Embodiments are also described above with reference to flow chart illustrations and/or block diagrams of methods, apparatus (systems) and computer program products. Each block of the flow chart illustrations and/or block diagrams, and combinations of blocks in the flow chart illustrations and/or block diagrams, may be implemented by computer program instructions. Such instructions may be provided to a processor of a general purpose computer, special purpose computer, specially-equipped computer (e.g., comprising a high-performance database server, a graphics subsystem, etc.) or other programmable data processing apparatus to produce a machine, such that the instructions, which execute via the processor(s) of the computer or other programmable data processing apparatus, create means for implementing the acts specified in the flow chart and/or block diagram block or blocks. These computer program instructions may also be stored in a non-transitory computer-readable memory that can direct a computer or other programmable data processing apparatus to operate in a particular manner, such that the instructions stored in the computer-readable memory produce an article of manufacture including instruction means which implement the acts specified in the flow chart and/or block diagram block or blocks. The computer program instructions may also be loaded to a computing device or other programmable data processing apparatus to cause operations to be performed on the computing device or other programmable apparatus to produce a computer implemented process such that the instructions which execute on the computing device or other programmable apparatus provide steps for implementing the acts specified in the flow chart and/or block diagram block or blocks.

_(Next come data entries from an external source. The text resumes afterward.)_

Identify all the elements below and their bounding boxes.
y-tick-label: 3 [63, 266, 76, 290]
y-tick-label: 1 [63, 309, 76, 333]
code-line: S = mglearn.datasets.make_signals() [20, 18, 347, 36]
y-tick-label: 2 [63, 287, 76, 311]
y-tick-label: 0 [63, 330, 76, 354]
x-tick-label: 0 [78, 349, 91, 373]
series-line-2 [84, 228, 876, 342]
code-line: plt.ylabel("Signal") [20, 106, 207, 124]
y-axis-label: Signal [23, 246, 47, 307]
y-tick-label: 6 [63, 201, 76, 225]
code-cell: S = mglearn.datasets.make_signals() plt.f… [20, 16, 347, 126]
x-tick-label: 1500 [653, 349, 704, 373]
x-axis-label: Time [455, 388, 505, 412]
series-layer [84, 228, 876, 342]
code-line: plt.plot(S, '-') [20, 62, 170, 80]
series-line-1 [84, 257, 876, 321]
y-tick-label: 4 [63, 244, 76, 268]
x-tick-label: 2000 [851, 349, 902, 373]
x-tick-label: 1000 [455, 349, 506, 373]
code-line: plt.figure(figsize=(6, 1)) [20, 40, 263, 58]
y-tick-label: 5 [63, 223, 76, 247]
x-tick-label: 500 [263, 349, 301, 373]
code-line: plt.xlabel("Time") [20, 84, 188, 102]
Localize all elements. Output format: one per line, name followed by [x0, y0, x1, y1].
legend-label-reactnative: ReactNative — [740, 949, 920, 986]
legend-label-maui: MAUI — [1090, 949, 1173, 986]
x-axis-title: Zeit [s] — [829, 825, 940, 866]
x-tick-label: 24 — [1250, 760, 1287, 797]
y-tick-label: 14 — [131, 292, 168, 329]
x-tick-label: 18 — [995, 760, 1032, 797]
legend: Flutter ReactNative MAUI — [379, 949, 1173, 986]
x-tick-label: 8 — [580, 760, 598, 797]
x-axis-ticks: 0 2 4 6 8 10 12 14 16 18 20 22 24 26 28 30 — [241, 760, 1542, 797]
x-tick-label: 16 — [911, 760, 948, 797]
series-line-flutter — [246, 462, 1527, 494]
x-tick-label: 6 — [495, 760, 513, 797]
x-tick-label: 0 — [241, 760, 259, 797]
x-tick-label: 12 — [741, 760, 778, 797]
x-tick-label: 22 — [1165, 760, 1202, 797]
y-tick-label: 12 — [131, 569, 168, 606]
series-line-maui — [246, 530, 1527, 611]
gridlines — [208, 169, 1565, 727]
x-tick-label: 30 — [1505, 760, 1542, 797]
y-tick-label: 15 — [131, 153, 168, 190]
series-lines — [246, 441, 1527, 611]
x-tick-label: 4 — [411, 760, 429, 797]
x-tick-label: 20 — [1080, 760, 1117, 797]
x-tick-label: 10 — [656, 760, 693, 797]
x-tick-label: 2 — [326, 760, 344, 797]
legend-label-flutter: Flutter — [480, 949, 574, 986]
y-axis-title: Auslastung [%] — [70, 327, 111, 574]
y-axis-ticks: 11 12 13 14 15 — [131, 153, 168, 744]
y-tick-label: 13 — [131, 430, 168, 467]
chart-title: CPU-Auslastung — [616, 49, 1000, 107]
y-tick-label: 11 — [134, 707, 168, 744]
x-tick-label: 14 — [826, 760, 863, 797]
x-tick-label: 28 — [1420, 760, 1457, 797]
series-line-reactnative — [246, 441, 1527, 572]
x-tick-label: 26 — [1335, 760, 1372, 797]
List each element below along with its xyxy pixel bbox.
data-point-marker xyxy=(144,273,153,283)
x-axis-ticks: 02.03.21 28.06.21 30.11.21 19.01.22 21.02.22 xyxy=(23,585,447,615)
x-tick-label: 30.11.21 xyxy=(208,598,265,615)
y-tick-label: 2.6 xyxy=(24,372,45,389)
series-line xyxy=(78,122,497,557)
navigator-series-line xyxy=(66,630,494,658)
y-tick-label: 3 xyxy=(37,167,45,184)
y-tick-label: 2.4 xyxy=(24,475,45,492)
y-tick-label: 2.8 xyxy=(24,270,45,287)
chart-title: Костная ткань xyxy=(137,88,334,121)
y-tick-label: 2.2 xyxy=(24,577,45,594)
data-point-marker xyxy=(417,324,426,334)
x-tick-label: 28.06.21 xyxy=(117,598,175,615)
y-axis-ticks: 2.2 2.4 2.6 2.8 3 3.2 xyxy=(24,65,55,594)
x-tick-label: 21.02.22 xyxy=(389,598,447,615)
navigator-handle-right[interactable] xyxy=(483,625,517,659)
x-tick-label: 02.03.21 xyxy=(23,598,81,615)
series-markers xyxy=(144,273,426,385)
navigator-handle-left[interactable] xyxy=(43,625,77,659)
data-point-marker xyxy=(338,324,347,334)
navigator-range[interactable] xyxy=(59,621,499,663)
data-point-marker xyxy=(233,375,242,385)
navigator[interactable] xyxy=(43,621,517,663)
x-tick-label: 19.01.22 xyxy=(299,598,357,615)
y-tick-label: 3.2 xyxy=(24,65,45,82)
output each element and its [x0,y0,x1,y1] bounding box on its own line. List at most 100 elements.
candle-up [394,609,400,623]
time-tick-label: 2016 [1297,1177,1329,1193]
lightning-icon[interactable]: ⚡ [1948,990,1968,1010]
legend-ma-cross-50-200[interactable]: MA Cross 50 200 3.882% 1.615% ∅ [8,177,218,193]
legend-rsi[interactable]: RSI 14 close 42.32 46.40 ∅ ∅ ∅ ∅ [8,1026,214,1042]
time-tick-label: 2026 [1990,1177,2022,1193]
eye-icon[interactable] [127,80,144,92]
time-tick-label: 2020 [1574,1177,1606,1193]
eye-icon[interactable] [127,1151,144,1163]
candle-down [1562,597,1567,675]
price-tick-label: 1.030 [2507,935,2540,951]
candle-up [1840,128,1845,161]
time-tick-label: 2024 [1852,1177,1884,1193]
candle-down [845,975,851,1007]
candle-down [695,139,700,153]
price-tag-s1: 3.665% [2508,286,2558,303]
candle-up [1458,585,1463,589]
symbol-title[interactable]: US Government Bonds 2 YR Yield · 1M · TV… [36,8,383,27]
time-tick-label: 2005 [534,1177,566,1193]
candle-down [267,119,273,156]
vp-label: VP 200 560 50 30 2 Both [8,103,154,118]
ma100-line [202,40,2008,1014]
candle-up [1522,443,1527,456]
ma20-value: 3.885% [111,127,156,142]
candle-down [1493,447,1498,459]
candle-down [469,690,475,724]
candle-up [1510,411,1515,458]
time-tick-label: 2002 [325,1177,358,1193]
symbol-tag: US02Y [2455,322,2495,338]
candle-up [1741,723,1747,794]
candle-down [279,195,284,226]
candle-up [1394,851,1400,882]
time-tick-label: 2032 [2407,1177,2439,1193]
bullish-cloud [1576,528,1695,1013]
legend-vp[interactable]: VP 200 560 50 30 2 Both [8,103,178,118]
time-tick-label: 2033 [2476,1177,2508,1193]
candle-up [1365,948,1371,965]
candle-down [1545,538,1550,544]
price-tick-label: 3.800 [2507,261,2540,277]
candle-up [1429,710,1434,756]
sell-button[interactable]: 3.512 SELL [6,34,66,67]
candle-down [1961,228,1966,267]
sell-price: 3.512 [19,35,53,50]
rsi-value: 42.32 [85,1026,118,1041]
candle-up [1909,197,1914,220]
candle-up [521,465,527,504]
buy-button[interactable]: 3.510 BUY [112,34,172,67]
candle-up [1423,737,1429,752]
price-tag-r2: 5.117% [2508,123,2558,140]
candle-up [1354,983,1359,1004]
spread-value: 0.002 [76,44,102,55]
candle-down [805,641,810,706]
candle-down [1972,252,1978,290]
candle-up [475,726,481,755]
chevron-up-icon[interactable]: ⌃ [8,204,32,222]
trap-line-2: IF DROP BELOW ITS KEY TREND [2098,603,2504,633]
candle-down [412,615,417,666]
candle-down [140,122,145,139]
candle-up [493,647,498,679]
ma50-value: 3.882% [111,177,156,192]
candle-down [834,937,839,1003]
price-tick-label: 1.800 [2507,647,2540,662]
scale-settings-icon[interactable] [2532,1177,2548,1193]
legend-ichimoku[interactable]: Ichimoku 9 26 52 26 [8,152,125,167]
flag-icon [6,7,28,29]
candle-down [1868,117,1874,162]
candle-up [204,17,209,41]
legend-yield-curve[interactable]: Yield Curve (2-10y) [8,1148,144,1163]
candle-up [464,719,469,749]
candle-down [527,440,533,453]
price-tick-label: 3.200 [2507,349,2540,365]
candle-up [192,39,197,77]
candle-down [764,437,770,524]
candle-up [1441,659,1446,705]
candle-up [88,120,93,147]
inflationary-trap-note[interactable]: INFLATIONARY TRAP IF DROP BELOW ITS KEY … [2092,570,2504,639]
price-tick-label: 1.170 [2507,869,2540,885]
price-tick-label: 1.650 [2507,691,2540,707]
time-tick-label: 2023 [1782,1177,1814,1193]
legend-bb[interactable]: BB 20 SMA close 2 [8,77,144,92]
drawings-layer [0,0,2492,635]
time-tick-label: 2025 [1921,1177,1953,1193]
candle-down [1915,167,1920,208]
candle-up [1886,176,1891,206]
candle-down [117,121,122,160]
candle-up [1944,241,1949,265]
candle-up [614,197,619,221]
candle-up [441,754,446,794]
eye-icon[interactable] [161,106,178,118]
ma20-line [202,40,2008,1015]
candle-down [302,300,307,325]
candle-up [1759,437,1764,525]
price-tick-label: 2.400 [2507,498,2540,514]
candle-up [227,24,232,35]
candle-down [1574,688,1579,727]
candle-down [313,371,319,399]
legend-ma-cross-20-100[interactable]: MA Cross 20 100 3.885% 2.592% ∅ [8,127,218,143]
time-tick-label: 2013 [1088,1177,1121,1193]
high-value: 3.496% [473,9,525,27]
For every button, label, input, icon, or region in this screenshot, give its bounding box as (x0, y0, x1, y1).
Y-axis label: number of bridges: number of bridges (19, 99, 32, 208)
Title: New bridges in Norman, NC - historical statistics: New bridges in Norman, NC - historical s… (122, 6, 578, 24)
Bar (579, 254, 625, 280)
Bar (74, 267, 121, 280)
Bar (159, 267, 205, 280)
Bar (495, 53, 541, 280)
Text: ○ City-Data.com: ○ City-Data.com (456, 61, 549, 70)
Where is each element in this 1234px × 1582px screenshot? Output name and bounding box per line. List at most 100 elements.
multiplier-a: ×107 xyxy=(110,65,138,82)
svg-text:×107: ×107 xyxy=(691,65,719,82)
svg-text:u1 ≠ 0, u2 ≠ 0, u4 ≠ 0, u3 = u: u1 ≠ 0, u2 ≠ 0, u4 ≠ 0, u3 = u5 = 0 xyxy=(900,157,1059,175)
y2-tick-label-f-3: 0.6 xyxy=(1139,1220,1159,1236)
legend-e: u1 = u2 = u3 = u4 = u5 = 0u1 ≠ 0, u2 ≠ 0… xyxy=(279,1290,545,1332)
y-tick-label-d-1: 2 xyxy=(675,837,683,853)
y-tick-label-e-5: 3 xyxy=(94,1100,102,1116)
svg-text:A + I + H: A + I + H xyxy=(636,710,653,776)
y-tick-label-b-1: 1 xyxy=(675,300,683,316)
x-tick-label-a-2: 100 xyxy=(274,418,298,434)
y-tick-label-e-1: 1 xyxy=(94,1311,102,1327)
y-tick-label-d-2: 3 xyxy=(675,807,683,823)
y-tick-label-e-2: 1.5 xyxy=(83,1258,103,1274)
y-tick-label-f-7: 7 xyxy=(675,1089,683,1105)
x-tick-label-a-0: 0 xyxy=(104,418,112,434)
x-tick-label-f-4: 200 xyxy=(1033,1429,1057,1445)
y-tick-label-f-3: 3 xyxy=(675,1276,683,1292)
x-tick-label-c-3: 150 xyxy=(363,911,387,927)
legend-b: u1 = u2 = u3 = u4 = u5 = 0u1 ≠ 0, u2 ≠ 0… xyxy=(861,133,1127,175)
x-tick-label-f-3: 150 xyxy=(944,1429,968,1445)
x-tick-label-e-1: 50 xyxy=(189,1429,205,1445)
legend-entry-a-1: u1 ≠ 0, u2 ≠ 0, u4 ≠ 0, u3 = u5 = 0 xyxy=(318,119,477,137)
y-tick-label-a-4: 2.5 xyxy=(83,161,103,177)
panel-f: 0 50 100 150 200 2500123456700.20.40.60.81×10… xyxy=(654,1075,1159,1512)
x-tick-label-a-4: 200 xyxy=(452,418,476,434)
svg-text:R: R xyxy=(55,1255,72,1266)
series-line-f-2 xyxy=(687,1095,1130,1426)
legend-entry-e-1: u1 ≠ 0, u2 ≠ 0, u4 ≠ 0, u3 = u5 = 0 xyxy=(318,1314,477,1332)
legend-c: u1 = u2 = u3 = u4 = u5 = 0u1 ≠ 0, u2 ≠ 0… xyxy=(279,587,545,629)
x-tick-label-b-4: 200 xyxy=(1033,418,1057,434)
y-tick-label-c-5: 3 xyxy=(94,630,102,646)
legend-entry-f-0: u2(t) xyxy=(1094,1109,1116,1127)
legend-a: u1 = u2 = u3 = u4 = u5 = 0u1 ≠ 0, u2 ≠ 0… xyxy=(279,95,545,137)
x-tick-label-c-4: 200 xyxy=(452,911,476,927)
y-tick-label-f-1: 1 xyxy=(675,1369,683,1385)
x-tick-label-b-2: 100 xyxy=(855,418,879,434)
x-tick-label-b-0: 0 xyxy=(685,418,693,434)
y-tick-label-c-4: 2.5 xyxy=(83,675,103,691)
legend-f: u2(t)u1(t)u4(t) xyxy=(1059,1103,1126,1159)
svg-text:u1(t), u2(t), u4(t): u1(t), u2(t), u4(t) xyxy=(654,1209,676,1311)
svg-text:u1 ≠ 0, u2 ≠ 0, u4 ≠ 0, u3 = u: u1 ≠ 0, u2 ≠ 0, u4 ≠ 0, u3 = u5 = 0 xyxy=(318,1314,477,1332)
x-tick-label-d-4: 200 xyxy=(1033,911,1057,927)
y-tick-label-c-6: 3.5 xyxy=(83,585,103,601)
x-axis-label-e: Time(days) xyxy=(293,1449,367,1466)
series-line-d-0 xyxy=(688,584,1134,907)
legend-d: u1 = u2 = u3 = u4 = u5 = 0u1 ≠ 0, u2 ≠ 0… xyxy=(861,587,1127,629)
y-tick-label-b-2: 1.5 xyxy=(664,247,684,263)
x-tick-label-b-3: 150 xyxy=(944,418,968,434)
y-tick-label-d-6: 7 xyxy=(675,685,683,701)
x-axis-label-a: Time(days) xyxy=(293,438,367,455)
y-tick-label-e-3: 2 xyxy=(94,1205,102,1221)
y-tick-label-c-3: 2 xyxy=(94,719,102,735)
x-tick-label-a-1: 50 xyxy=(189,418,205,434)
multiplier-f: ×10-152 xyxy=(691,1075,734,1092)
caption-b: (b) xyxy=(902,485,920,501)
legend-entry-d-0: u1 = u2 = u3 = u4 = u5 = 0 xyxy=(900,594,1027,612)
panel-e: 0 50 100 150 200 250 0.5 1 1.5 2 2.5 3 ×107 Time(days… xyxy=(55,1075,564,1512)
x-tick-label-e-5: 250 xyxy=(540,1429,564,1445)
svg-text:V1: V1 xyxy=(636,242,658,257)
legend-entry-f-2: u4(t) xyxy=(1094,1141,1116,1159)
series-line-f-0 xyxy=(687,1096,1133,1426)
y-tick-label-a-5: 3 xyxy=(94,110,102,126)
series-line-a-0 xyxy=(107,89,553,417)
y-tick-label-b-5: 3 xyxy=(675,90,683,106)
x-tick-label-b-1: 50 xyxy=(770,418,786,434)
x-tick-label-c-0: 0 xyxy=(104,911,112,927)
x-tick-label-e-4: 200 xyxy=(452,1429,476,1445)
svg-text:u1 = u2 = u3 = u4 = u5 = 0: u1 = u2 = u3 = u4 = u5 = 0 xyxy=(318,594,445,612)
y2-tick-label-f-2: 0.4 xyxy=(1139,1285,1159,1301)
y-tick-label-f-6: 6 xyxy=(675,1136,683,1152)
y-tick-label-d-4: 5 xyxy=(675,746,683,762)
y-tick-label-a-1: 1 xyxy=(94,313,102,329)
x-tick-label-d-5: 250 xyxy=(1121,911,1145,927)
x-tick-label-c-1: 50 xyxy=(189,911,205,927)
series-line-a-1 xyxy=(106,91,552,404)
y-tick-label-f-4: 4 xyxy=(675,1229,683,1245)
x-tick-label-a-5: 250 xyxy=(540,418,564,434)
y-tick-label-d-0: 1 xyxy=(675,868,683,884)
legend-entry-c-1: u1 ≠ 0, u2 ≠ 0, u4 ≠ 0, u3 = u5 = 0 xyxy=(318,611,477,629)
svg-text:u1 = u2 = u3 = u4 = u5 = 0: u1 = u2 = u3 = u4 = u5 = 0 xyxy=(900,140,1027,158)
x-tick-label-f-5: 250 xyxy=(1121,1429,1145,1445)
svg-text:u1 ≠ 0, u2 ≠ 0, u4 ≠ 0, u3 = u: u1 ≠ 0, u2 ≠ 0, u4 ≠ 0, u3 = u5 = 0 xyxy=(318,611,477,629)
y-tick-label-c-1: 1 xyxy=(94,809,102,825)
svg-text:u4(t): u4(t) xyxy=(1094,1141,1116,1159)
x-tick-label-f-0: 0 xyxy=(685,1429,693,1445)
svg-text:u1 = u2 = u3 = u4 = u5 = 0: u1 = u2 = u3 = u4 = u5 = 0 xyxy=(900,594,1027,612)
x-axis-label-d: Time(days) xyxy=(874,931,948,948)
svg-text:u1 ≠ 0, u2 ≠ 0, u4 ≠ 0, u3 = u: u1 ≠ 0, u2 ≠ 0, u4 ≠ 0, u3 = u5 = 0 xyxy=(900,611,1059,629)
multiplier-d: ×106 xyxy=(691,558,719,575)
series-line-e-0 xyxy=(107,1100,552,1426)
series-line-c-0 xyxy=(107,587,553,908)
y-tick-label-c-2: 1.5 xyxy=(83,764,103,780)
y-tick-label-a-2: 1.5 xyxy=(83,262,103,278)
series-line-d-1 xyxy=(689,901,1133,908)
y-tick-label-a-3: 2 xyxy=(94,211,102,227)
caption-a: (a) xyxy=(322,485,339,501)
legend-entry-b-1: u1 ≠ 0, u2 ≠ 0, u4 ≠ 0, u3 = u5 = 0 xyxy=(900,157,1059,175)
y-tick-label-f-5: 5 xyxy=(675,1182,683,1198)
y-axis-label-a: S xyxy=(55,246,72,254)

Any patents and applications and other references noted above, including any that may be listed in accompanying filing papers, are incorporated herein by reference. Aspects of the invention can be modified, if necessary, to employ the systems, functions, and concepts of the various references described above to provide yet further implementations of the invention. These and other changes can be made to the invention in light of the above Detailed Description. While the above description describes certain examples of the invention, and describes the best mode contemplated, no matter how detailed the above appears in text, the invention can be practiced in many ways. Details of the system may vary considerably in its specific implementation, while still being encompassed by the invention disclosed herein. As noted above, particular terminology used when describing certain features or aspects of the invention should not be taken to imply that the terminology is being redefined herein to be restricted to any specific characteristics, features, or aspects of the invention with which that terminology is associated. In general, the terms used in the following claims should not be construed to limit the invention to the specific examples disclosed in the specification, unless the above Detailed Description section explicitly defines such terms. Accordingly, the actual scope of the invention encompasses not only the disclosed examples, but also all equivalent ways of practicing or implementing the invention under the claims.

To reduce the number of claims, certain aspects of the invention are presented below in certain claim forms, but the applicant contemplates other aspects of the invention in any number of claim forms. For example, while only one aspect of the invention is recited as a means-plus-function claim under 35 U.S.C. sec. 112(f) (AIA), other aspects may likewise be embodied as a means-plus-function claim, or in other forms, such as being embodied in a computer-readable medium. Any claims intended to be treated under 35 U.S.C. § 112(f) will begin with the words “means for,” but use of the term “for” in any other context is not intended to invoke treatment under 35 U.S.C. § 112(f). Accordingly, the applicant reserves the right to pursue additional claims after filing this application, in either this application or in a continuing application.